O que faria o parágrafo acima descrever também fundos tradicionais, discricionários, representados pela figura de um gestor? Sendo pragmático, apenas trocar o fim: em vez de automatizado, o processo de gestão tradicional conta com a experiência do gestor, seu conhecimento tácito e alguma carga emocional.
Verde, SPX, Kapitalo, JGP, Dynamo, Atmos, Bogari, Brasil Capital e outros gestores brilhantes também se baseiam em dados quantitativos, também criam modelos de arbitragem, valuation ou projeções para variáveis de mercado que sustentam suas decisões. Todos, é claro, sistemáticos ou não, usam dados passados — Minority Report ainda não é uma realidade.
Em relatórios, reforçamos que rentabilidade passada não é garantia de rentabilidade futura. Independentemente de o passado ser um bom ou mau professor, a verdade é que ele é o mesmo professor para todos. E, embora falho em identificar cisnes negros — um paradoxo, por natureza —, isso também não difere a gestão discricionária da sistemática.
Em carta trimestral de dezembro de 2017, a Kadima, tradicional gestora sistemática carioca, testou o desempenho de seu principal fundo em eventos raros contra a média da indústria nos dez anos anteriores. Na metodologia aplicada, foram considerados cisnes negros aqueles eventos que tinham retorno absoluto acima de quatro desvios-padrão e que aconteciam quando o mercado não estava em regime de volatilidade elevada.
O resultado é o oposto do senso comum: em 81% dos eventos, o fundo da gestora acumulou resultado positivo três dias após o evento, frente a 52% da média da indústria. A média de ganhos no período também ficou em extremos: 0,63% para o fundo e -0,27% para o IFMM, índice de multimercados do BTG Pactual.

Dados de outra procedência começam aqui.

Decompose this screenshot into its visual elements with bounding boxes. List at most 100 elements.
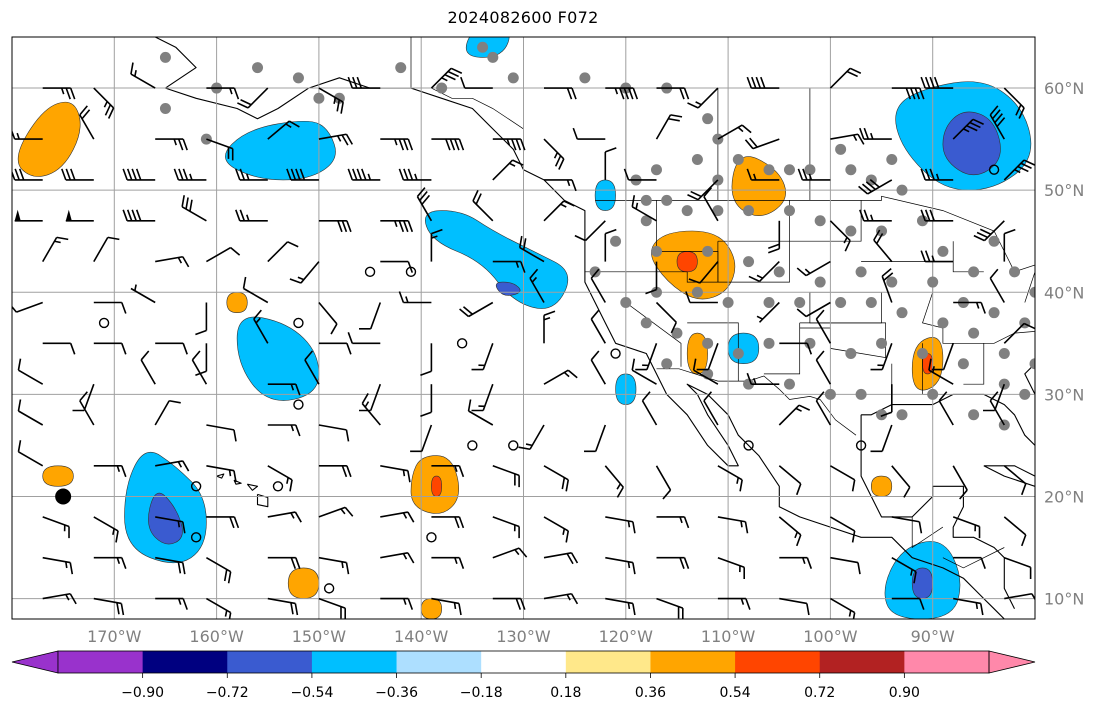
barb-shaft xyxy=(369,383,382,411)
wind-barb xyxy=(518,235,545,263)
wind-barb xyxy=(687,179,719,201)
political-border xyxy=(789,200,862,242)
barb-full xyxy=(459,308,470,318)
barb-full xyxy=(518,235,523,248)
colorbar-label: −0.72 xyxy=(206,685,249,701)
latitude-label: 50°N xyxy=(1044,181,1084,200)
barb-shaft xyxy=(431,597,460,605)
wind-barb xyxy=(380,138,414,151)
coastline xyxy=(1096,497,1105,517)
barb-full xyxy=(286,168,292,181)
barb-half xyxy=(870,132,874,140)
wind-barb xyxy=(543,552,579,565)
barb-full xyxy=(398,291,405,303)
barb-full xyxy=(229,516,235,529)
barb-full xyxy=(565,479,570,492)
barb-full xyxy=(1018,107,1025,119)
barb-full xyxy=(407,168,414,181)
barb-shaft xyxy=(181,206,207,222)
wind-barb xyxy=(155,556,186,575)
wind-barb xyxy=(42,516,70,539)
wind-barb xyxy=(398,168,432,181)
coastline xyxy=(233,479,242,485)
barb-full xyxy=(619,87,625,100)
barb-half xyxy=(852,134,858,141)
barb-full xyxy=(969,121,981,129)
barb-full xyxy=(973,234,985,242)
barb-half xyxy=(931,255,935,262)
wind-barb xyxy=(359,302,382,330)
barb-full xyxy=(632,562,636,575)
barb-half xyxy=(63,524,66,532)
wind-barb xyxy=(543,465,570,492)
colorbar-extend-min-arrow xyxy=(11,650,59,674)
barb-full xyxy=(924,250,931,262)
barb-shaft xyxy=(18,410,44,426)
barb-shaft xyxy=(519,246,545,263)
wind-barb xyxy=(796,260,831,277)
longitude-label: 90°W xyxy=(911,627,955,646)
barb-full xyxy=(233,429,237,442)
barb-shaft xyxy=(655,114,672,140)
barb-full xyxy=(522,238,527,250)
barb-shaft xyxy=(697,87,719,109)
colorbar-segment xyxy=(227,651,313,673)
wind-barb xyxy=(267,424,301,437)
calm-wind-circle xyxy=(508,440,519,451)
colorbar-label: −0.18 xyxy=(460,685,503,701)
barb-shaft xyxy=(155,255,183,263)
barb-shaft xyxy=(631,206,657,222)
barb-half xyxy=(453,602,457,610)
wind-barb xyxy=(267,511,302,523)
barb-half xyxy=(405,296,409,303)
barb-full xyxy=(472,190,479,202)
barb-full xyxy=(104,104,112,116)
barb-full xyxy=(554,155,562,167)
barb-half xyxy=(642,364,649,367)
barb-shaft xyxy=(717,516,746,523)
wind-barb xyxy=(703,391,719,426)
wind-barb xyxy=(891,516,923,534)
barb-full xyxy=(1029,567,1032,579)
barb-half xyxy=(60,87,65,95)
barb-shaft xyxy=(206,138,233,150)
barb-full xyxy=(515,598,522,610)
barb-full xyxy=(447,70,459,78)
barb-half xyxy=(627,561,631,569)
barb-shaft xyxy=(79,400,95,426)
wind-barb xyxy=(235,168,268,181)
wind-barb xyxy=(815,350,832,385)
barb-half xyxy=(103,101,108,108)
barb-full xyxy=(918,521,923,534)
wind-barb xyxy=(42,236,69,263)
wind-barb xyxy=(920,76,954,89)
barb-shaft xyxy=(543,592,572,600)
coastline xyxy=(983,465,1035,487)
barb-shaft xyxy=(604,465,624,488)
wind-barb xyxy=(952,118,984,140)
barb-full xyxy=(876,233,884,244)
wind-barb xyxy=(623,168,657,181)
barb-full xyxy=(851,530,856,543)
wind-barb xyxy=(267,465,293,492)
wind-barb xyxy=(318,301,338,335)
barb-half xyxy=(177,257,183,264)
station-marker xyxy=(159,102,171,114)
barb-full xyxy=(979,603,984,616)
wind-barb xyxy=(1003,322,1035,344)
barb-half xyxy=(228,469,232,477)
barb-shaft xyxy=(881,424,893,452)
barb-half xyxy=(753,173,757,181)
wind-barb xyxy=(920,209,954,222)
barb-shaft xyxy=(492,159,514,181)
station-marker xyxy=(783,205,795,217)
wind-barb xyxy=(631,358,657,385)
barb-full xyxy=(511,138,517,151)
barb-half xyxy=(802,557,806,564)
barb-shaft xyxy=(191,359,208,385)
barb-full xyxy=(181,195,185,207)
wind-barb xyxy=(928,358,954,385)
station-marker xyxy=(252,62,264,74)
barb-full xyxy=(558,158,565,170)
wind-barb xyxy=(140,350,156,385)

Dados passados por si só não garantem nenhum poder mágico de previsibilidade, mas a diferença hoje está na velocidade de análise. Em uma fração de segundo, modelos sistemáticos podem ler milhares de cotações de centenas de ativos, analisar tendências, identificar padrões de comportamento e tomar uma decisão. Para não limitar a análise ao campo matemático, também são capazes de analisar e interpretar portais de notícias e atas de bancos centrais pelo mundo, em diferentes línguas, para ajudar na tomada de decisão.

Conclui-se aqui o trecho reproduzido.